Berlin - Immer und immer wieder rufen al-Qaida und Co. ihre Anhänger auf, sich für die Mohammed-Karikaturen zu rächen, die im September 2005 in der dänischen Tageszeitung "Jyllands-Posten" abgedruckt worden waren - und für alle ähnlichen Schmäh- und Spottbilder, die danach entstanden sind.
Und mehr als einmal haben organisierte Dschihadisten ebenso wie Einzelkämpfer es versucht - trotz der vielfältigen Sicherheitsmaßnahmen, denen einige der Zeichner sich unterwerfen.
Nun ist ein weiterer Versuch bekanntgeworden - zumindest in Umrissen. Eine radikale US-Konvertitin aus Pennsylvania soll sich demnach bereits im Sommer des vergangenen Jahres in die Künstlerkommune des Zeichners Lars Vilks eingeschlichen haben, der den Propheten Mohammed 2007 als Hund dargestellt hatte.
Das Ziel von Colleen LaRose, die sich in dschihadistischen Internetforen auch Dschihad Jane zu nennen pflegte: Vilks zu töten "oder bei dem Versuch zu sterben". So jedenfalls soll LaRose selbst formuliert haben - laut der Anklageschrift, aus der am Dienstag der US-Sender ABC News zitierte.

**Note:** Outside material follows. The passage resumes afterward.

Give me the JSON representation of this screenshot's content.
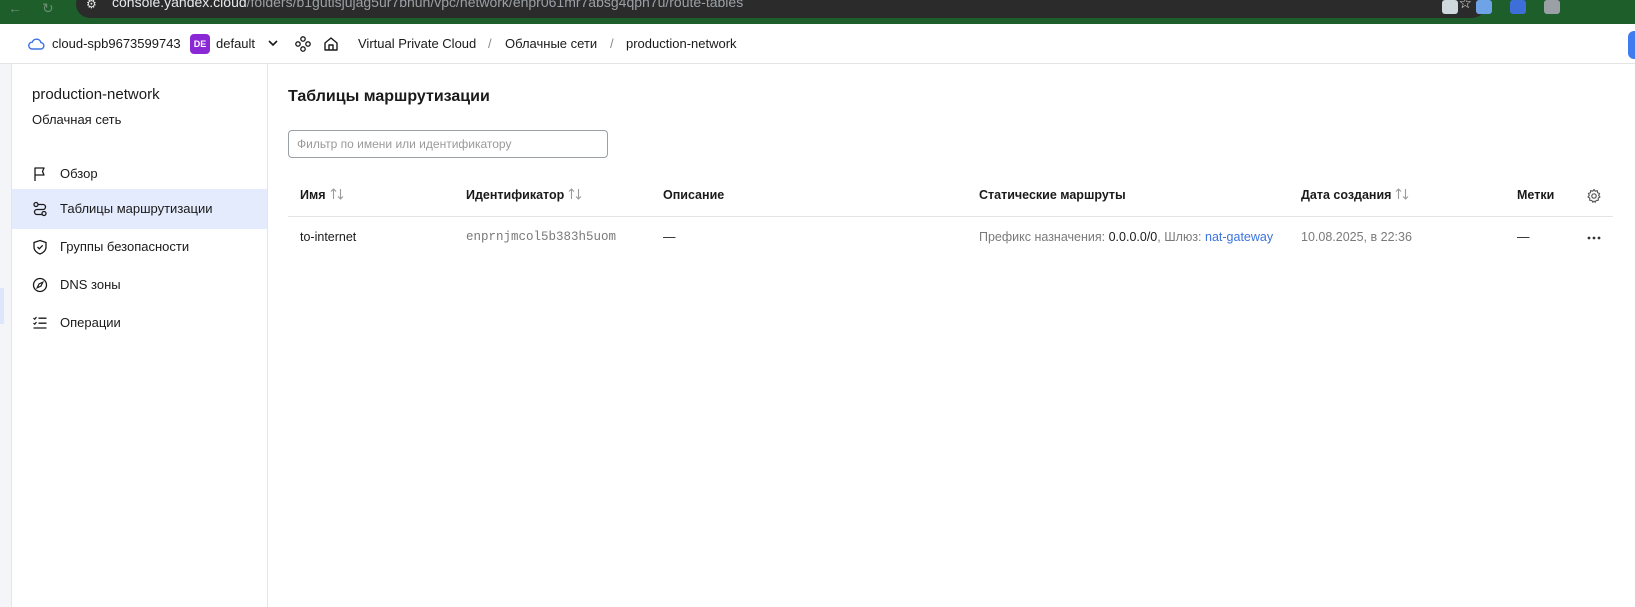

Heiratsversprechen für Gesinnungsgenossen
Die Geschichte von Colleen LaRose klingt schier unglaublich. Die 46-Jährige hat sich dem Bericht zufolge regelrecht als Attentäterin, Rekruteurin und Geldsammlerin angeboten. Das auf die Beobachtung von Terror-Websites spezialisierte Unternehmen Site, das auch für staatliche Behörden in den USA und außerhalb arbeitet, berichtete, LaRose sei in englischsprachigen dschihadistischen Internetforen aktiv gewesen und habe auch auf YouTube (das sie nur "JewTube" nannte) Terrorpropaganda verbreitet.
Aus diesen Aktivitäten gingen offenbar E-Mail-Beziehungen hervor. Laut der von ABC zitierten Anklageschrift hatte sie jedenfalls fünf Mitverschwörer in Südasien, West- und Osteuropa, mit denen sie in Kontakt stand.
In einer E-Mail habe sie geschrieben, dass ihr Aussehen es ihr gestatten würde, sich unverdächtig "unter Leute zu mischen" um auszuführen, was "in meinem Herzen ist". Im Internet habe sie einem Dschihadisten zudem versprochen, ihn zu heiraten, um ihn nach Europa zu schleusen - eine Art Blind Date für den Terror.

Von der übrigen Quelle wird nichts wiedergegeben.